The Osage stave in question was roughed from a small diameter tree and has a slightly crowned back. It’s 52″ tip-to-tip and tapers to 1/2″ over the last 8″ of each limb. I most likely wouldn’t have reflexed it had it not demanded it. But after roughing it out I was left with one limb reflexed about 2″ and the other dead straight. I hadn’t had much luck reflexing bows before, but it was time to face the music: this bow would be reflexed, or it wouldn’t be a bow. After reviewing the Bending Wood chapter in The Traditional Bowyer’s Bible, Vol. 2, I cut a form out of a 2×8, fired up the heat gun (pun slightly intended, sorry), and set to work.
I always read that the successful bowyer exercises extreme patience when heat bending wood. Take your time, heat slowly and thoroughly, and wait until the wood is too hot to touch before clamping it to the form. Wait until the wood is too hot to touch before clamping it to the form. Heat. Touch. Heat. Touch. Heat. Touch. “Ow! I can handle a bit more…” Heat. Touch. Heat. Heat some more. Too hot to touch! Clamp.
It didn’t quite work. The straight limb was mostly still straight, but with a bit of a flip at the end where the full width of the limb tapered to the tip. I considered the possibility that the “too hot to touch” rule only works where the limb is sufficiently thin. By the time a thin portion of limb is hot to the touch, it is hot all the way through. This is not necessarily true for thicker limbs. I suspected that the heat had not penetrated to the interior of the limb’s first and middle thirds, leaving a cool, rigid backbone that resisted bending.

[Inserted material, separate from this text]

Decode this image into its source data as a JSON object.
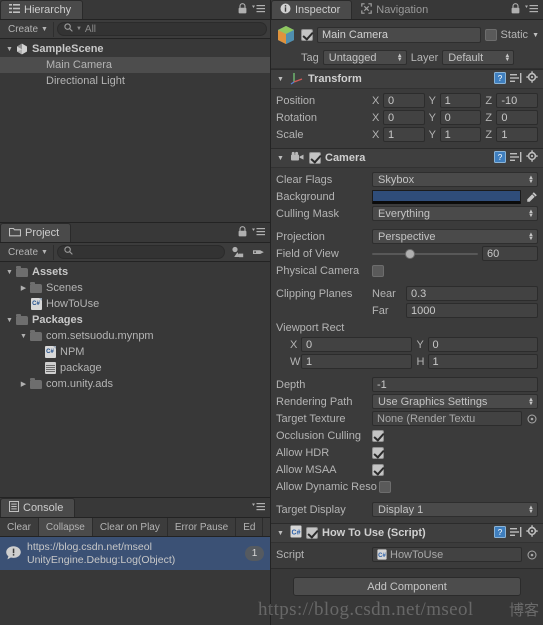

Then next day I tried again, only working with the straight limb. I did a few things differently. First, I soaked a bit of vegetable oil into the wood before heating (worth it for the smell alone!). Then I heated longer portions of the limb at a time. After the wood was too hot to touch, I heated for another five minutes before clamping. I ensured this using the timer on my cell phone.
This time I had success, and was glad to see an evenly reflexed bow come off the form.
My euphoria was quickly tempered when I inspected the wood. Small cracks formed along the grain on the belly. Even worse, two big cracks formed on the back in an area already hazardous due to some seasonal ring violations. While this doesn’t necessarily kill the bow, it does make it a bit more challenging. This stave will need to sit in the garage for a week or two to let the humidity return some moisture to the limbs. Then I’ll seal the cracks with super glue. I’ll also wrap the damaged area of the back in sinew when it’s close to final tiller for extra safety. Osage is very forgiving, so I still hope to make this a sweet shooter.
So what lessons did I learn?
- Thicker portions of the limb may need heating past the “too hot to touch” point to allow time for the heat to penetrate into the core of the limb.
- Some form of grease or oil may help dry heat distribute more evenly throughout the wood. This is inconclusive for me so far, and other bowyers report mixed results.
- Wood cracking from too much heat is a very real possibility. To combat this, I need to try holding the heat gun further from the wood in the future and heating the wood slowly.